People are either talking about the price of houses, or how much their property has increased in value.
Now one of Ireland's brightest young poets has come up with a book of poems which she has called Other People's Houses.
Houses of one kind or other form the central theme of Vona Groarke's latest book, but the one thing she does not deal with is their price.
Vona was born in Edgeworthstown, Co Longford, and grew up in Co Westmeath, close to Ballymahon. She has won The Sunday Tribune New Irish Writer of the Year Award and the Hennessy Cognac Award for Poetry.
Her first collection, Shale (1994), won the Brendan Behan Memorial Award in 1995 which brought her national and international recognition.

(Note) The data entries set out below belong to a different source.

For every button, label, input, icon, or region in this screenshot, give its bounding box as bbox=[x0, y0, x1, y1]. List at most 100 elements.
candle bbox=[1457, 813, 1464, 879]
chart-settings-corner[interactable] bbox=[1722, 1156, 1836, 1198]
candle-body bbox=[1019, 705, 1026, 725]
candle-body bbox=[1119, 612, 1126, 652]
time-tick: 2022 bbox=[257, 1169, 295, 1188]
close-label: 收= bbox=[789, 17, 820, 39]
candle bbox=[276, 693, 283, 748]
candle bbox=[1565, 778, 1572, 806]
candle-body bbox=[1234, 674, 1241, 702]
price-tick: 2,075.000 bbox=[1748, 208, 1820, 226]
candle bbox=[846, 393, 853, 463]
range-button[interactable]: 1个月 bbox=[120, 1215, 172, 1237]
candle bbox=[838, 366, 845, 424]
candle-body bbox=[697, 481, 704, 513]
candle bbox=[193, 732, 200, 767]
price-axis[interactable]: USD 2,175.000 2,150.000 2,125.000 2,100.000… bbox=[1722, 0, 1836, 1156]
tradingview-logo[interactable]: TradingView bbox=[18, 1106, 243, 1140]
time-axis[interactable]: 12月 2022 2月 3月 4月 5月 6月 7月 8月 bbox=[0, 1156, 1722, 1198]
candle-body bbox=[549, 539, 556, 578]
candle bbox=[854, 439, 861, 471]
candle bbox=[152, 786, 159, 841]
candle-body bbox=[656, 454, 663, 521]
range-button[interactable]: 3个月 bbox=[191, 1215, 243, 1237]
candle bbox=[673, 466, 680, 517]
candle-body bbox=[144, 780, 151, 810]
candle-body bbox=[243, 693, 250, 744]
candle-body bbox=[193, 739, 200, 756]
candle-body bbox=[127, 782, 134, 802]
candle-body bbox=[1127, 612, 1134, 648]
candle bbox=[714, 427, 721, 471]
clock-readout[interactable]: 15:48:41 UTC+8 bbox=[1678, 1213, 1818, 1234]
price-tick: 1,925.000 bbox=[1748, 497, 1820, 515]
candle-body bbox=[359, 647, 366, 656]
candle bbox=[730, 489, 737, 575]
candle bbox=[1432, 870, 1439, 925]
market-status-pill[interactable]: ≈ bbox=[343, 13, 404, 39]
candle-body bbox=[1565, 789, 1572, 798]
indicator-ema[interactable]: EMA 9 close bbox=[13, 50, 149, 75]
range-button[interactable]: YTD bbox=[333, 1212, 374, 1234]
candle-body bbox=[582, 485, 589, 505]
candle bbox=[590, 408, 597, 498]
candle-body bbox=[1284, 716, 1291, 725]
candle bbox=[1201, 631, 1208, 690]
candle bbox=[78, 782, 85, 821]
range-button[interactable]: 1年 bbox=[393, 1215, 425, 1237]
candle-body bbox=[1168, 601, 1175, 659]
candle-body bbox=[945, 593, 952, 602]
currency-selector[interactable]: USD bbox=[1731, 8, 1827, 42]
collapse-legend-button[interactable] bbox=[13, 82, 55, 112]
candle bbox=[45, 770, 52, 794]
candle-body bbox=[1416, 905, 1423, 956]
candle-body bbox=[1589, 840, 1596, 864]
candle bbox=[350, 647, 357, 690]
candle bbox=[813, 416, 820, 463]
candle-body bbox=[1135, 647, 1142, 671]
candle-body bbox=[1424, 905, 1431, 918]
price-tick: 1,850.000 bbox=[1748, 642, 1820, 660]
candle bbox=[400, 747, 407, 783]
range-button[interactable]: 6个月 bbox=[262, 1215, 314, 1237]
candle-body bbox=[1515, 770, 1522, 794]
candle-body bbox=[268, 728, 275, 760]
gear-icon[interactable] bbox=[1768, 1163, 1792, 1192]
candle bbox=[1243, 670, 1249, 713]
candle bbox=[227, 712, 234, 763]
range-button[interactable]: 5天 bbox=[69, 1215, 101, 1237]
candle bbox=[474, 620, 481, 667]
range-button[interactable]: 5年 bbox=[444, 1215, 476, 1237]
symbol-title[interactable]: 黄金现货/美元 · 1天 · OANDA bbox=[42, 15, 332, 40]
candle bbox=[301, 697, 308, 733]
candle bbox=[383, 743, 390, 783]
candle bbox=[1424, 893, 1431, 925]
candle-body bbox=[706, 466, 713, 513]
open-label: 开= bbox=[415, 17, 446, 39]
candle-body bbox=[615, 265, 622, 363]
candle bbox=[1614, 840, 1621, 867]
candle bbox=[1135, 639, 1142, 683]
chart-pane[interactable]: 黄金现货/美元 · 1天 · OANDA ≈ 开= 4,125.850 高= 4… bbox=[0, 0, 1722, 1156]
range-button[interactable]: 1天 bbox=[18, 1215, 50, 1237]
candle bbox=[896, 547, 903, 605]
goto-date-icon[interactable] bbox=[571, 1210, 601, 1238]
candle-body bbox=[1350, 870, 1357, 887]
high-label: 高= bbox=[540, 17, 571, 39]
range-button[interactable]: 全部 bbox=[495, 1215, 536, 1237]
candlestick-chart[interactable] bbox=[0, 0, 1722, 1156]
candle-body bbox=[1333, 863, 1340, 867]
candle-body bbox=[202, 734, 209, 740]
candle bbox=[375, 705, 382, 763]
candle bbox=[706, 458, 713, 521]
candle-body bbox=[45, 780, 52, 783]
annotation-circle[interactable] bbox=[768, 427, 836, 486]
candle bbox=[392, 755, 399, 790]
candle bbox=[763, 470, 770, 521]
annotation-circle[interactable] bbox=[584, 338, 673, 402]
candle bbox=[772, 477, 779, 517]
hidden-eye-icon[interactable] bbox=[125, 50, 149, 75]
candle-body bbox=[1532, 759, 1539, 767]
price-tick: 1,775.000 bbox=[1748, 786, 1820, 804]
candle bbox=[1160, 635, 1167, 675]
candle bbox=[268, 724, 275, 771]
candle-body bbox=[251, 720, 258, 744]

She has been writer-in-residence at University College Galway in 1997 and at NUI Maynooth in 1998. She is currently writer-in-residence with Cavan County Council.
Her most recent success was winning the Strokestown Poetry Prize with her poem, The Way It Goes, when this festival was held for the first time earlier this year.
She explained that she had taken the theme of houses for her latest book because they reflect the physical and social landscape.
"I grew up in the midlands and I was always fascinated by buildings, mainly other people's homes or houses. Buildings are historical reference points," she said.
That is why she included in the collection a poem entitled Workhouses, as the workhouse in Ballymahon was a major building there. Another of her poems is entitled The Lighthouse. Such installations are few and far between in the midlands. This is a poem about the stories which grew out of rural electrification.
Vona will promote her book in Longford Library on June 2nd at 8.30 p.m. It is published by The Gallery Press, Oldcastle, Co Meath, priced £6.95p.